Florida State University and Clemson University have both signed controversial contracts in exchange for Koch money. When individuals took legal action to publicize the contracts, the Association for the Advancement of University Professors (AAUP) declared they contained numerous violations of academic freedom. FSU and Clemson have furtively relinquished various controls to the brothers over research results, hiring procedures and even curriculum. Not only does this lend counterfeit academic credentials to Koch ideology, it also inserts an imperceptible bias into students’ classrooms.
Considering Charles and David Koch’s agreements with other schools, we can’t help but question whether our university — right here in the Kochs’ home state — is also vulnerable. Ten months of research has indicated that, much to our dismay, KU has indeed joined the not-so-exclusive Koch club.
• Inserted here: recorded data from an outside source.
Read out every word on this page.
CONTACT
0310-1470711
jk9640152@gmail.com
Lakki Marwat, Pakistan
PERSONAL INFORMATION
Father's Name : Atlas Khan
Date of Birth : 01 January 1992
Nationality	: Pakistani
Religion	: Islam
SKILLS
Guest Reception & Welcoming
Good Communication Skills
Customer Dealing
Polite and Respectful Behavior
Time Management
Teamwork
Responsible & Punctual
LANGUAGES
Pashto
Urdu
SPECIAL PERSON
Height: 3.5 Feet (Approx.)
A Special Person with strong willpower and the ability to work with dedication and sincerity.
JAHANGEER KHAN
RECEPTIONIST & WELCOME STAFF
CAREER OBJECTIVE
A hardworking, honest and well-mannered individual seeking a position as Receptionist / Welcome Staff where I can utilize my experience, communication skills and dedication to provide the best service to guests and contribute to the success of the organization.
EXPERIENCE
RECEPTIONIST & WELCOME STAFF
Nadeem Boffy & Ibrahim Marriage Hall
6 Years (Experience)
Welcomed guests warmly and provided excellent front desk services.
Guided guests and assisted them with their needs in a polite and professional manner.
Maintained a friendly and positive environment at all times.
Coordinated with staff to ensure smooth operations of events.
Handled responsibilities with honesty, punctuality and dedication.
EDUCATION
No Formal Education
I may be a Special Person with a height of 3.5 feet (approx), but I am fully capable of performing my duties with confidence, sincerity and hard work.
Since 2001, Koch foundations have donated at least $1.4 million to the KU School of Business. It started with a large amount to establish the KU Center for Applied Economics (CAE), a public policy think-tank, and hire its founding executive director, Art Hall. Recurring donations continue to constitute the operating budget for the CAE, which consists of Art Hall, his small office in Summerfield Hall, and an occasional visiting staff member. “Operating budget,” then, appears to be defined as a generous supplemental salary for Hall, who already earns $158,000 a year from the state as a “lecturer/academic program associate,” a non-tenure track position. That’s more than the average state salary for a full, tenured, professor ($118,300) and over double the salary of assistant professors ($71,800).
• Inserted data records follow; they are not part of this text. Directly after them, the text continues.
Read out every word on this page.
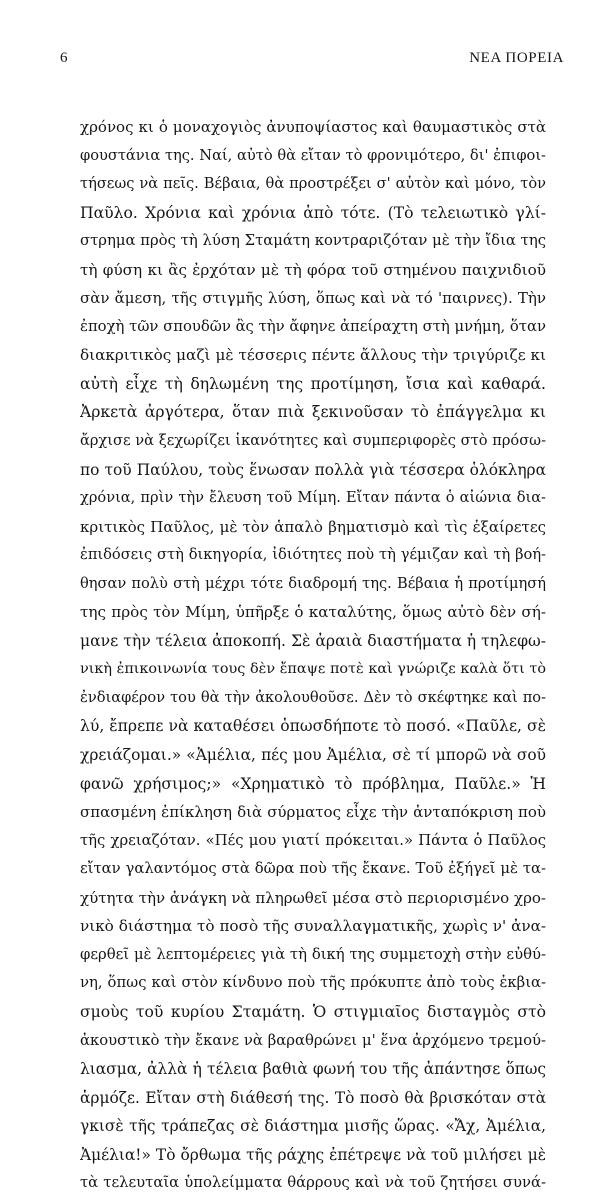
6	ΝΕΑ ΠΟΡΕΙΑ
χρόνος κι ὁ μοναχογιὸς ἀνυποψίαστος καὶ θαυμαστικὸς στὰ
φουστάνια της. Ναί, αὐτὸ θὰ εἴταν τὸ φρονιμότερο, δι' ἐπιφοι-
τήσεως νὰ πεῖς. Βέβαια, θὰ προστρέξει σ' αὐτὸν καὶ μόνο, τὸν
Παῦλο. Χρόνια καὶ χρόνια ἀπὸ τότε. (Τὸ τελειωτικὸ γλί-
στρημα πρὸς τὴ λύση Σταμάτη κοντραριζόταν μὲ τὴν ἴδια της
τὴ φύση κι ἂς ἐρχόταν μὲ τὴ φόρα τοῦ στημένου παιχνιδιοῦ
σὰν ἄμεση, τῆς στιγμῆς λύση, ὅπως καὶ νὰ τό 'παιρνες). Τὴν
ἐποχὴ τῶν σπουδῶν ἂς τὴν ἄφηνε ἀπείραχτη στὴ μνήμη, ὅταν
διακριτικὸς μαζὶ μὲ τέσσερις πέντε ἄλλους τὴν τριγύριζε κι
αὐτὴ εἶχε τὴ δηλωμένη της προτίμηση, ἴσια καὶ καθαρά.
Ἀρκετὰ ἀργότερα, ὅταν πιὰ ξεκινοῦσαν τὸ ἐπάγγελμα κι
ἄρχισε νὰ ξεχωρίζει ἱκανότητες καὶ συμπεριφορὲς στὸ πρόσω-
πο τοῦ Παύλου, τοὺς ἕνωσαν πολλὰ γιὰ τέσσερα ὁλόκληρα
χρόνια, πρὶν τὴν ἔλευση τοῦ Μίμη. Εἴταν πάντα ὁ αἰώνια δια-
κριτικὸς Παῦλος, μὲ τὸν ἁπαλὸ βηματισμὸ καὶ τὶς ἐξαίρετες
ἐπιδόσεις στὴ δικηγορία, ἰδιότητες ποὺ τὴ γέμιζαν καὶ τὴ βοή-
θησαν πολὺ στὴ μέχρι τότε διαδρομή της. Βέβαια ἡ προτίμησή
της πρὸς τὸν Μίμη, ὑπῆρξε ὁ καταλύτης, ὅμως αὐτὸ δὲν σή-
μανε τὴν τέλεια ἀποκοπή. Σὲ ἀραιὰ διαστήματα ἡ τηλεφω-
νικὴ ἐπικοινωνία τους δὲν ἔπαψε ποτὲ καὶ γνώριζε καλὰ ὅτι τὸ
ἐνδιαφέρον του θὰ τὴν ἀκολουθοῦσε. Δὲν τὸ σκέφτηκε καὶ πο-
λύ, ἔπρεπε νὰ καταθέσει ὁπωσδήποτε τὸ ποσό. «Παῦλε, σὲ
χρειάζομαι.» «Ἀμέλια, πές μου Ἀμέλια, σὲ τί μπορῶ νὰ σοῦ
φανῶ χρήσιμος;» «Χρηματικὸ τὸ πρόβλημα, Παῦλε.» Ἡ
σπασμένη ἐπίκληση διὰ σύρματος εἶχε τὴν ἀνταπόκριση ποὺ
τῆς χρειαζόταν. «Πές μου γιατί πρόκειται.» Πάντα ὁ Παῦλος
εἴταν γαλαντόμος στὰ δῶρα ποὺ τῆς ἔκανε. Τοῦ ἐξήγεῖ μὲ τα-
χύτητα τὴν ἀνάγκη νὰ πληρωθεῖ μέσα στὸ περιορισμένο χρο-
νικὸ διάστημα τὸ ποσὸ τῆς συναλλαγματικῆς, χωρὶς ν' ἀνα-
φερθεῖ μὲ λεπτομέρειες γιὰ τὴ δική της συμμετοχὴ στὴν εὐθύ-
νη, ὅπως καὶ στὸν κίνδυνο ποὺ τῆς πρόκυπτε ἀπὸ τοὺς ἐκβια-
σμοὺς τοῦ κυρίου Σταμάτη. Ὁ στιγμιαῖος δισταγμὸς στὸ
ἀκουστικὸ τὴν ἔκανε νὰ βαραθρώνει μ' ἕνα ἀρχόμενο τρεμού-
λιασμα, ἀλλὰ ἡ τέλεια βαθιὰ φωνή του τῆς ἀπάντησε ὅπως
ἁρμόζε. Εἴταν στὴ διάθεσή της. Τὸ ποσὸ θὰ βρισκόταν στὰ
γκισὲ τῆς τράπεζας σὲ διάστημα μισῆς ὥρας. «Ἄχ, Ἀμέλια,
Ἀμέλια!» Τὸ ὄρθωμα τῆς ράχης ἐπέτρεψε νὰ τοῦ μιλήσει μὲ
τὰ τελευταῖα ὑπολείμματα θάρρους καὶ νὰ τοῦ ζητήσει συνά-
From 1997 to 2004, Hall was chief economist of Koch Industries’ lobbying subsidiary, Koch Companies Public Sector. Now heading an institution operating directly out of KU, Hall is able to continue lobbying for the Kochs under the guise of an academician, streamlining their political agenda straight to Topeka.
Hall has worked in cadence with other Koch affiliates to advance policies in Kansas that reflect the brothers’ agenda. In fact, several reports Hall has published under the CAE are co-authored by Koch-funded economists. He has written others for Koch organizations, such as American Legislative Exchange Council (ALEC) and Kansas Policy Institute. From public education funding to repealing the renewable energy portfolio standards, Hall’s influence is consistently present in Topeka. It’s especially astonishing that he has remained under the radar amid the overwhelming attention on last fiscal year’s $334 million shortfall in state revenue caused by Brownback’s unprecedented tax breaks. Hall deserves more credit than he has been afforded; in a 2013 presentation at KU, Hall claimed he worked on much of that tax policy “from the ground up.”
Ensuring an unbiased academic environment is in the interest of liberals and conservatives, alike. Yes, our primary focus is the Kochs; that is simply because they are the epitome of donors who exercise undue influence in academia and legitimize political agendas with questionable academic credentials. Frankly, we take issue with any private donor that seeks to do this, even if their interests were aligned with our personal beliefs. Our ultimate goal is to advocate for higher education.
Under the Kansas Open Records Act, we requested documents from KU pertaining to restrictions on Koch funding, Art Hall’s employment, and additional related items. Our request is approved — but carries an $1,800 price tag.
Perhaps this is just youthful idealism, but shouldn’t administrators be eager to alleviate our concern? As a public institution, KU is responsible to us not only as tuition-paying students, but also as taxpaying Kansans. When its dedication to academic freedom and intellectual integrity is legitimately questioned, it should be the university’s responsibility, not the students’, to prove otherwise.
Senior administrators in the School of Business requested a meeting with us after learning of our open records request. During our conversation, they emphasized that they share our commitment to academic freedom. However, we were disappointed when they were unable to provide any evidence to support their claim that they have not accepted donations under conditions that undermine said commitment.
So, the question remains. If there is nothing to hide, why is there so much secrecy?